Se, dunque, la legge agevolativa L. n. 604 del 1954, art. 1 concede l’esenzione dall’imposta di bollo ed una significativa riduzione delle imposte di registro ed ipotecaria a favore di “atti posti in essere per la formazione o per l’arrotondamento della piccola proprietà contadina quando ricorrono le condizioni e i requisiti previsti dall’art. 2” ed elenca tali atti includendo, accanto alla compravendita, l’affitto, la compartecipazione a miglioria, gli atti con cui i coniugi o genitori e figli acquistano (separatamente ma contestualmente) usufrutto e nuda proprietà, gli atti di riunione della nuda proprietà e dell’usufrutto e, per quel che qui importa, la permuta – a determinate condizioni – non si ha difficoltà a comprendere che la ratio posta a base del regime agevolativo è inscindibilmente connessa al perseguimento di finalità di agevolazione in favore della piccola proprietà contadina. Ragioni che, quanto alla permuta, il legislatore ha inteso collegare al fatto che tutti i beni oggetto del contratto di permuta siano comunque destinati ad integrare la piccola proprietà contadina.

Si tratta di una scelta che rientra nella discrezionalità del legislatore e che impedisce di considerare esistente una disparità di trattamento fra le ipotesi di vendita e quella della permuta per la decisiva circostanza che nella compravendita, a differenza che nella permuta, viene in considerazione unicamente il cespite che entra nel patrimonio del coltivatore diretto, mentre nella permuta l’esistenza della pluralità dei beni permutati costituisce, per l’un verso, ragione di chiara diversificazione fra vendita e permuta e, per altro verso, non impone un’omogeneità di trattamento della permuta rispetto alla vendita.

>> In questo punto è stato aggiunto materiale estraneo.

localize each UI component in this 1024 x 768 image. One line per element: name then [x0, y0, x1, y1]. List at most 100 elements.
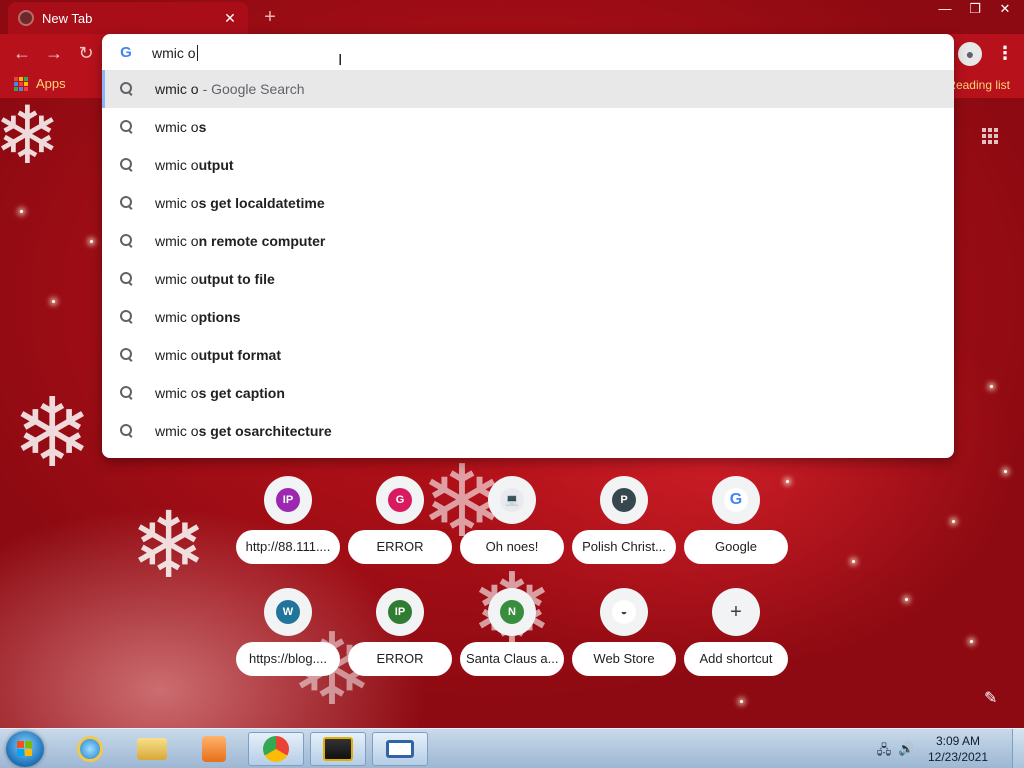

In conclusione, in accoglimento del ricorso, la sentenza impugnata va cassata, con rinvio ad altra sezione della CTR Liguria anche per la liquidazione delle spese del giudizio di legittimità.

PQM

accoglie il ricorso, cassa la sentenza impugnata e rinvia ad altra sezione della CTR Liguria anche per la liquidazione delle spese del giudizio di legittimità.

Così deciso in Roma, nella camera di consiglio ella sesta sezione civile, il 5 luglio 2018.